Paulatinamente y a medida que su dibujo se suavizaba, redondeaba y perdía ese matiz casi terrorífico de algunos episodios iniciales, las anécdotas iban dulcificándose cada vez más no sólo con la introducción de chispazos de humor –ya no tan negro- sino con una mayor dosis de fe en la condición humana, en la fortaleza y potencial de esos niños, cada vez más individualizados y caracterizados. Este aspecto llegó a tener más peso que la ácida crítica al hipócrita sistema de beneficencia franquista que había alimentado la primera etapa. Es posible que toda la bilis que guardaba Giménez hubiera sido ya expulsada en los primeros dos volúmenes de la serie y que la lejanía respecto a lo narrado apaciguara su resentimiento.

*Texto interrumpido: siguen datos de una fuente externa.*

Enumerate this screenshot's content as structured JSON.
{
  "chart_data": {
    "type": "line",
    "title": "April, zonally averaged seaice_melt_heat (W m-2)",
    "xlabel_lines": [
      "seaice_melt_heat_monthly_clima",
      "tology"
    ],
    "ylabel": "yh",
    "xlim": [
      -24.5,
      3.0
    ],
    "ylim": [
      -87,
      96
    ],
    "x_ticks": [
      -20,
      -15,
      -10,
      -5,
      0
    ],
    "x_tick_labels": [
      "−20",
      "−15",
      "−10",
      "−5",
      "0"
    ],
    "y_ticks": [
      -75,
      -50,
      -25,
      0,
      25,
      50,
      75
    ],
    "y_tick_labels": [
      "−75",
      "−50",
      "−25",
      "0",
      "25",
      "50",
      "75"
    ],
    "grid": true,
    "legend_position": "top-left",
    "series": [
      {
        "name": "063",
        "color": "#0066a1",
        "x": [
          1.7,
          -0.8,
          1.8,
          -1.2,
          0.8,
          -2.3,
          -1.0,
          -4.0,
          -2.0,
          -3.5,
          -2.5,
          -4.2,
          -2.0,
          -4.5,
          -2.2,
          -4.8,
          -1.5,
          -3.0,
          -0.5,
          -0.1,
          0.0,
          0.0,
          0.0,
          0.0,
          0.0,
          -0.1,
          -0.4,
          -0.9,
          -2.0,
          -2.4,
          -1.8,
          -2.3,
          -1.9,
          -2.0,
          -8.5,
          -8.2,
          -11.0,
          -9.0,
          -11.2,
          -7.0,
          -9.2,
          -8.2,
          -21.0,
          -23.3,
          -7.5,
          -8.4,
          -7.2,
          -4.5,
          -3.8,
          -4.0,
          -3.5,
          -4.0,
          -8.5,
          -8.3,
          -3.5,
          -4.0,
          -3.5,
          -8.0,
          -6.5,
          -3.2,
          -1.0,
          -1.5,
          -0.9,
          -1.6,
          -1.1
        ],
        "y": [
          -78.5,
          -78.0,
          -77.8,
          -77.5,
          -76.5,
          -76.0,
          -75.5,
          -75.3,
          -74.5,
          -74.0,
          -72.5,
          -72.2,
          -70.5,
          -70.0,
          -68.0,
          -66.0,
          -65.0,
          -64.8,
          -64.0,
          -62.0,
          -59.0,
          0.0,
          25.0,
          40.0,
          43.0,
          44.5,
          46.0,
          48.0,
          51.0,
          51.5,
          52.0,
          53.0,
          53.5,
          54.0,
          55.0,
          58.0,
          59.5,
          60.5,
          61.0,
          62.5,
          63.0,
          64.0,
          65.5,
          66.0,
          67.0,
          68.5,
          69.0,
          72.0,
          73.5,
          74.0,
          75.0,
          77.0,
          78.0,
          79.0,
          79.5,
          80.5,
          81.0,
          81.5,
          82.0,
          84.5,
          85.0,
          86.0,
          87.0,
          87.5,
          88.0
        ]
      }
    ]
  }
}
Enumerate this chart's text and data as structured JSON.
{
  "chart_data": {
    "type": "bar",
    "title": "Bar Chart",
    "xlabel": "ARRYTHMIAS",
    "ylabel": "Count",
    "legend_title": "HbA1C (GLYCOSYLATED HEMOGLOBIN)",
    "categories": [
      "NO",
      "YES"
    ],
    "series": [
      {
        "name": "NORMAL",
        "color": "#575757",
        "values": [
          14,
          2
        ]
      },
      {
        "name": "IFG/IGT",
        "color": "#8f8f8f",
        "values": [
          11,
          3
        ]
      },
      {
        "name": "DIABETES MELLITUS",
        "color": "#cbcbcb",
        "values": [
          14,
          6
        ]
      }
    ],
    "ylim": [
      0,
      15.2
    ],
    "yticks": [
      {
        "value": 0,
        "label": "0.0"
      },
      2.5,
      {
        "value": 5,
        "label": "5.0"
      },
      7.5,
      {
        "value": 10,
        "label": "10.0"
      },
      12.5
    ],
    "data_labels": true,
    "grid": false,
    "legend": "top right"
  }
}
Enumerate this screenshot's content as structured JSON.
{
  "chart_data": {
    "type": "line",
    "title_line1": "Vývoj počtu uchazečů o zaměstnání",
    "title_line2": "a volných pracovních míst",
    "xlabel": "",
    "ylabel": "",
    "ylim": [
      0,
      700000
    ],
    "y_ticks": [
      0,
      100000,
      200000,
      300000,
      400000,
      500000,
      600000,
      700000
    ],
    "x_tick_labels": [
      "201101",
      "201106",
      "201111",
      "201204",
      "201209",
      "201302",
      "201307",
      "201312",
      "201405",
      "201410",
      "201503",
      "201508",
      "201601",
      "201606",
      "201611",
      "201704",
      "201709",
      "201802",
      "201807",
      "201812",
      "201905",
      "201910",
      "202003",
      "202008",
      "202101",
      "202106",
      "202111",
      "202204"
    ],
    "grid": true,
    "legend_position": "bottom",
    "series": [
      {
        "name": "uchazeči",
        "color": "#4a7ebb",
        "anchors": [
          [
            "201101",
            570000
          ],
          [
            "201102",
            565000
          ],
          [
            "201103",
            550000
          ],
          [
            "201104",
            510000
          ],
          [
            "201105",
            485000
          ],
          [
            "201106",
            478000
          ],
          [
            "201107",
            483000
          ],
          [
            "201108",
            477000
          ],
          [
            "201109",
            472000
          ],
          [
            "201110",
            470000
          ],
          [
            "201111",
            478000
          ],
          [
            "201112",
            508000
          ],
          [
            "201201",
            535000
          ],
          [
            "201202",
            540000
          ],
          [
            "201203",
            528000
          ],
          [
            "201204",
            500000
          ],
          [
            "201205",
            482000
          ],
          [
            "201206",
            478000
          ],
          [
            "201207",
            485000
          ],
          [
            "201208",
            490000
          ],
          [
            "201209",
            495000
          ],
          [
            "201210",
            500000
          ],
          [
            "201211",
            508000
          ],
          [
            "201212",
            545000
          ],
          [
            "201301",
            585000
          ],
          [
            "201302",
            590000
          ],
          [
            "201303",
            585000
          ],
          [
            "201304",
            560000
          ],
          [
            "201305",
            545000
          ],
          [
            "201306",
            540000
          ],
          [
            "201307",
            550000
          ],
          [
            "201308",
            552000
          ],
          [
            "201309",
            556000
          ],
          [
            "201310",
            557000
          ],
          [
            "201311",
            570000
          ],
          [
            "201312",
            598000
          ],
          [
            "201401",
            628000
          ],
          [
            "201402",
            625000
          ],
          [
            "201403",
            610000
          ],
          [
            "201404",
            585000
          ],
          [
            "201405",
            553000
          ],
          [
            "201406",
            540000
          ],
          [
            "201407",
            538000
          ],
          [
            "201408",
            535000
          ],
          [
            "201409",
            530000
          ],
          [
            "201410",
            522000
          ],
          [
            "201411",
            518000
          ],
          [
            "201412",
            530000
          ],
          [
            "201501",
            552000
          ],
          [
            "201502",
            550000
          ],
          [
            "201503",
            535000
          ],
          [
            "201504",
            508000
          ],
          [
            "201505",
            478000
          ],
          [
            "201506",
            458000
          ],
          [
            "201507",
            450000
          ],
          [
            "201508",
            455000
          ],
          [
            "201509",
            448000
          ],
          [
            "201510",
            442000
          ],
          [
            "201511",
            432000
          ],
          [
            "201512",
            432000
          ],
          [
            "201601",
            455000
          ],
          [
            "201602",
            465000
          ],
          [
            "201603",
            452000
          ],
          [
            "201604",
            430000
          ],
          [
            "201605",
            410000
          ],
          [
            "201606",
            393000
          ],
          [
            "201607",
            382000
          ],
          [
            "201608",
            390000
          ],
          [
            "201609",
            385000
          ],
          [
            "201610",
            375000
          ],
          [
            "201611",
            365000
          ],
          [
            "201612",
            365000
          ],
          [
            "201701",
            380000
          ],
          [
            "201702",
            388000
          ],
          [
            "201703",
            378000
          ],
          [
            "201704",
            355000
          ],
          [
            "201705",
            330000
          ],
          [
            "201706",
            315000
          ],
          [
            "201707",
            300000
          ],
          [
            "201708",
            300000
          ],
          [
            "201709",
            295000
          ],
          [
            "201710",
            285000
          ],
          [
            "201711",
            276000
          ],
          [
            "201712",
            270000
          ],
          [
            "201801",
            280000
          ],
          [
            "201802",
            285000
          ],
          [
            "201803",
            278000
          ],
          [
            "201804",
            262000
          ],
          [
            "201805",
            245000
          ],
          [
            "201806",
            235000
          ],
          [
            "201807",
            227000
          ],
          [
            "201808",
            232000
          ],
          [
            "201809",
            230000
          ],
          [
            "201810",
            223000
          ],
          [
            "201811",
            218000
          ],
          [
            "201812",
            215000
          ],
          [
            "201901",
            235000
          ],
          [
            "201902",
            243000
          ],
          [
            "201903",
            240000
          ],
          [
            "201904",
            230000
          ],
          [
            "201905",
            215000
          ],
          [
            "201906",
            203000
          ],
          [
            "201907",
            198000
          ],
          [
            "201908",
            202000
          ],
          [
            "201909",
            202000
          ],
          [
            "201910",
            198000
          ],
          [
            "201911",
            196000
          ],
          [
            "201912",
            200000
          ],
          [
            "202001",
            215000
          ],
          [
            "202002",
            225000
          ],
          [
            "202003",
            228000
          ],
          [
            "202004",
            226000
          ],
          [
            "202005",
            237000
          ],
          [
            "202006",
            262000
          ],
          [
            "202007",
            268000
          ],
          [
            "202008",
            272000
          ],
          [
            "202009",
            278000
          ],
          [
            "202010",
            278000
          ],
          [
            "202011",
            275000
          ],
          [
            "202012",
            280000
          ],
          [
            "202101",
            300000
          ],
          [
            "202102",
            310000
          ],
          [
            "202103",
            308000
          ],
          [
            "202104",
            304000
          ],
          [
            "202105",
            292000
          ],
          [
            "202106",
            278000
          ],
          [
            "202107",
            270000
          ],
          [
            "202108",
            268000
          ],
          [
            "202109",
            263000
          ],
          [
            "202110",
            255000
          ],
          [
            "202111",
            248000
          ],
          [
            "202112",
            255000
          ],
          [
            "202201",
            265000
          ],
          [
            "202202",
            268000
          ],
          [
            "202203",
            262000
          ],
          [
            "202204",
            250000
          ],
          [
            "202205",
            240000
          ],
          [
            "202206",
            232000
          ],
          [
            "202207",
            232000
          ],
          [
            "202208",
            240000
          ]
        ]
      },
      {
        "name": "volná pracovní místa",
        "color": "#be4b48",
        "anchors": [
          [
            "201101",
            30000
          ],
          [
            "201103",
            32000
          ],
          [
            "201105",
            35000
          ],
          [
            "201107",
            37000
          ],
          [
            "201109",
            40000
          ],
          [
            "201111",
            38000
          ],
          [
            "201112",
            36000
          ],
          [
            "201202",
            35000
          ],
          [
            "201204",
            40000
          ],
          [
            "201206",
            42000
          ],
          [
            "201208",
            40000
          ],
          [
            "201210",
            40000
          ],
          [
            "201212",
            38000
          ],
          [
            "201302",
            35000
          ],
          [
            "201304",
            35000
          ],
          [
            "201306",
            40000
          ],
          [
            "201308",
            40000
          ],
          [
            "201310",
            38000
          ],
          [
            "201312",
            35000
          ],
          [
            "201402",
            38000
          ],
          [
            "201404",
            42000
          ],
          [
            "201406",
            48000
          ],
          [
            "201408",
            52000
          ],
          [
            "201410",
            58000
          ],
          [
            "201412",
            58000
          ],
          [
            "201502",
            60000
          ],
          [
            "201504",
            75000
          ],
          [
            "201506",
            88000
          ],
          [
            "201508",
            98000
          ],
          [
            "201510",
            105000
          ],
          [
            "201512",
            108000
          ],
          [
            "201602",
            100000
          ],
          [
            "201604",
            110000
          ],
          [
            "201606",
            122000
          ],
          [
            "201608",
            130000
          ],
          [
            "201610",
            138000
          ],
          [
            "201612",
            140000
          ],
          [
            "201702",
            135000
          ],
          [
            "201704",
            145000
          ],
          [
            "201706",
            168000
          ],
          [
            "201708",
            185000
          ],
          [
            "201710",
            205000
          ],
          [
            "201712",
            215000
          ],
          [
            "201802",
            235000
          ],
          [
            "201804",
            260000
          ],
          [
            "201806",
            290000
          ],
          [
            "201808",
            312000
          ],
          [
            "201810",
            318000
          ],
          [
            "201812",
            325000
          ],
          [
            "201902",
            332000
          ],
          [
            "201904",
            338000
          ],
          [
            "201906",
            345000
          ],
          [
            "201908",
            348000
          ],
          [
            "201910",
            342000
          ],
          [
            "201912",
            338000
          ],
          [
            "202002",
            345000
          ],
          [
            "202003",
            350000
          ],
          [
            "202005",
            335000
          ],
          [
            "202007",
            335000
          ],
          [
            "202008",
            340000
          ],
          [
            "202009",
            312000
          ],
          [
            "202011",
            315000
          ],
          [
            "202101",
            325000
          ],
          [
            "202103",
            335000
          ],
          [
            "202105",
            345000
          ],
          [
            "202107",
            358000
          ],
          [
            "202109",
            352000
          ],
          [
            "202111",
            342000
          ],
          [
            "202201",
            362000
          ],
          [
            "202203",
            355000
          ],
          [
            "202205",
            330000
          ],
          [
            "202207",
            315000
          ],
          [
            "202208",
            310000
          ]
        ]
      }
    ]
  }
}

“Paracuellos” (que inicialmente gozó de mayor aprecio en Francia gracias a su publicación en la revista “Fluide Glacial” siendo sólo más tarde reivindicada por una España cada vez más distante del franquismo y, por tanto, más abierta a su crítica), es una obra de obligada lectura para cualquier aficionado y que satisface plenamente todos los requerimientos del comic autobiográfico que indicaba al principio: es honesto con la memoria del autor –y con la de tantos que, como él, pasaron por esa institución-; entretiene al tiempo que sirve de testimonio
colectivo e individual de una época y unos lugares muy concretos, devolviendo viveza al pasado gracias a un incuestionable talento para narrar y dramatizar vivencias tanto propias como ajenas; Giménez utiliza con absoluta eficacia y precisión las herramientas narrativas propias del comic para dar forma gráfica a sus recuerdos e involucrar emocionalmente en ellos al lector.

Es por ello que, justificadamente, “Paracuellos” está considerada como una de las grandes obras del tebeo español. Un comic pionero, valiente y descarnado que abrió nuevos caminos en los que el medio demostraba al aficionado patrio su afilada capacidad para abordar temas maduros, complejos y polémicos. Cuando apareció por primera vez, no solamente en España era imposible encontrar nada a su altura y ambición, sino que incluso en el resto del planeta tebeístico no había nadie que hubiera expuesto de forma tan cruda y con tanto talento las penurias de la infancia indefensa.